Charlotte AI will be trained on a “continuous human feedback loop” from CrowdStrike security products
CrowdStrike has become the latest cyber security company to launch a generative AI support tool for frontline practitioners as competition in the space heats up.
The ‘Charlotte AI’ security assistant will operate across the company’s suite of security and threat intelligence platforms to support analysts in daily operations and identify emerging threats.
Charlotte AI works in a similar fashion to other generative AI tools and assistants launched in the last several months, giving security analysts real-time, prompt-based insights into security threats and providing recommended actions to mitigate risks.
“With Charlotte AI, everyone from the IT helpdesk to executives like CISOs and CIOs can quickly ask straightforward questions such as ‘what is our risk level against the latest Microsoft vulnerability?’ to directly gain real-time, actionable insights,” the company said.
CrowdStrike added that the tool will accelerate time to response for security analysts dealing with an incident and drive “better risk-based decision making”.
“Charlotte AI will empower less experienced IT and security professionals to make better decisions faster, closing the skills gap and reducing response time to critical incidents.”
CrowdStrike said the generative AI tool has been trained on up-to-date threat intelligence data and will be continuously fed by the “the trillions of security events” captured and disclosed by customers using the firm’s security products.
“Charlotte AI will uniquely benefit from a continuous, human feedback loop from across CrowdStrike Falcon OverWatch managed threat hunting, CrowdStrike Falcon Complete managed detection and response, CrowdStrike Services, and CrowdStrike Intelligence,” the company said.
This massive data set of human intelligence is “wholly unique” to the generative AI platform, CrowdStrike said, and relies heavily on human-validated content to provide insights for security practitioners.

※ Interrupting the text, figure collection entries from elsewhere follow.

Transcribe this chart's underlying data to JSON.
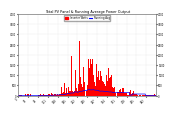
{
  "title": "Total PV Panel & Running Average Power Output",
  "bg_color": "#ffffff",
  "plot_bg_color": "#ffffff",
  "bar_color": "#ff0000",
  "avg_color": "#0000ff",
  "legend_pv": "Inverter Watts",
  "legend_avg": "Running Avg",
  "ylim_left": [
    0,
    4000
  ],
  "ylim_right": [
    0,
    4000
  ],
  "yticks": [
    0,
    500,
    1000,
    1500,
    2000,
    2500,
    3000,
    3500,
    4000
  ],
  "n_points": 520,
  "grid_color": "#cccccc",
  "spike_indices": [
    200,
    215,
    230,
    245,
    255,
    265,
    270,
    280,
    295,
    310
  ],
  "spike_heights": [
    2800,
    1800,
    3800,
    1500,
    3200,
    2600,
    1900,
    2200,
    1400,
    1200
  ]
}
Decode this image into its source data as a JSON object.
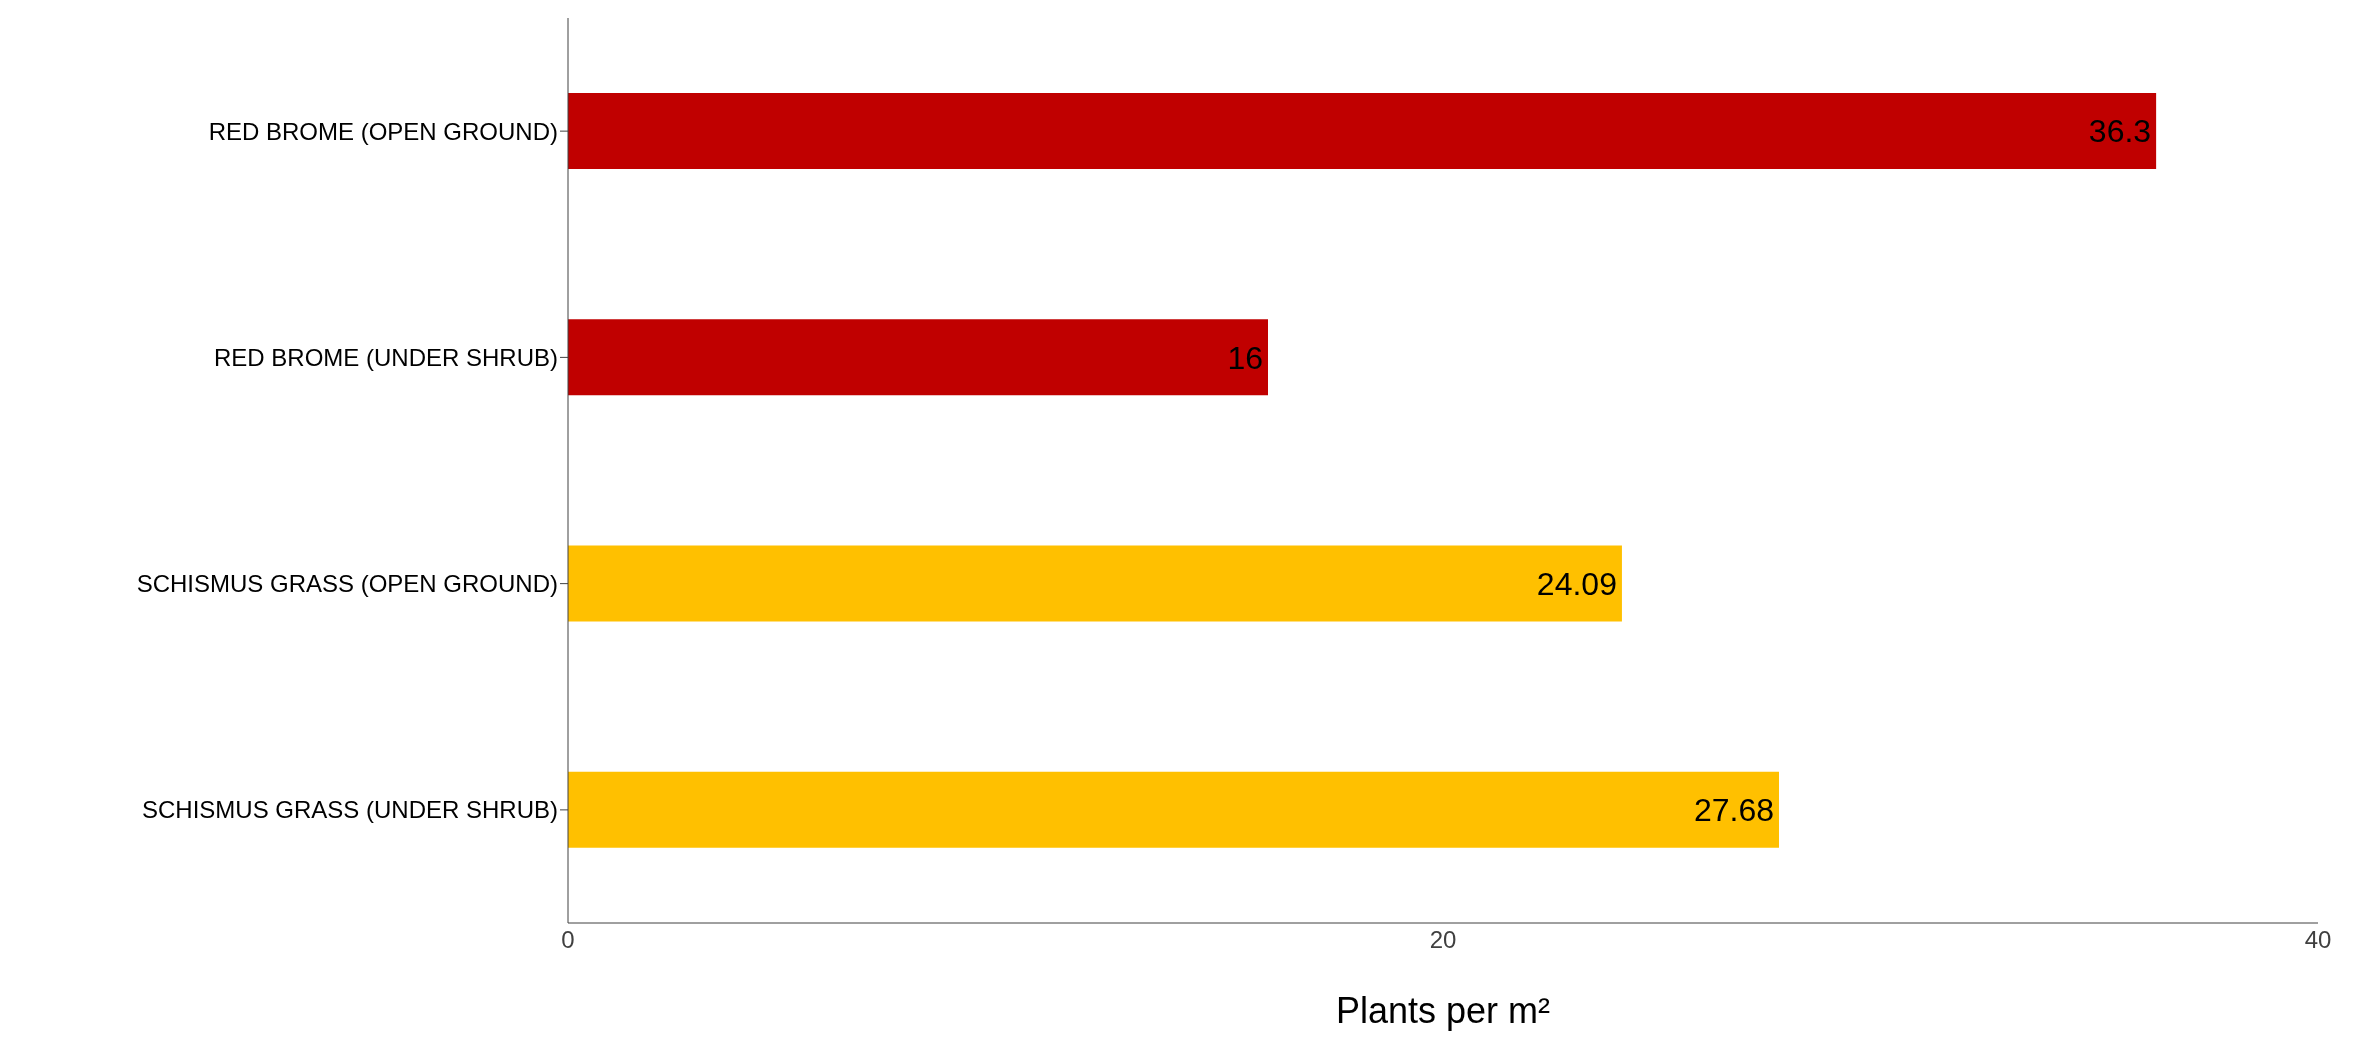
{
  "chart_data": {
    "type": "bar",
    "orientation": "horizontal",
    "xlabel": "Plants per m²",
    "categories": [
      "RED BROME (OPEN GROUND)",
      "RED BROME (UNDER SHRUB)",
      "SCHISMUS GRASS (OPEN GROUND)",
      "SCHISMUS GRASS (UNDER SHRUB)"
    ],
    "values": [
      36.3,
      16,
      24.09,
      27.68
    ],
    "colors": [
      "#c00000",
      "#c00000",
      "#ffc000",
      "#ffc000"
    ],
    "xlim": [
      0,
      40
    ],
    "xticks": [
      0,
      20,
      40
    ],
    "grid": false,
    "legend": false,
    "data_labels": true
  }
}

Generative AI security tools
CrowdStrike’s announcement follows a host of similar launches by major tech players aimed at leveraging generative AI tools to support cyber practitioners and bolster operational security.
In March, Microsoft announced its Security Copilot tool, which uses GPT-4 generative AI to provide users with prompt-based security detection capabilities.
The tool analyzes an organisation’s IT environment, comparing it against the 65 trillion signals received each day by Microsoft’s global threat intelligence team.
The launch of the security assistant was met with great excitement as it could enable security practitioners to respond to incidents within a matter of minutes, rather than days.
Google has also waded into the generative AI security race, announcing its own suite of products in April.
Unveiled at the RSA conference, the Google Cloud Security AI Workbench tool is an “industry-first extensible platform” powered by a specialized, security-focused large language model (LLM) known as Sec-PaLM.
A key feature of this new suite of products was the Security Command Center AI tool – a premium version of Google Cloud’s existing Security Command Center service.
Google said the tool can provide users with “near-instant analysis of findings and possible attack paths” within cloud environments.
The tool provides analysts with easily digestible information in real time to reduce complexity and enhance their ability to react to ongoing security incidents.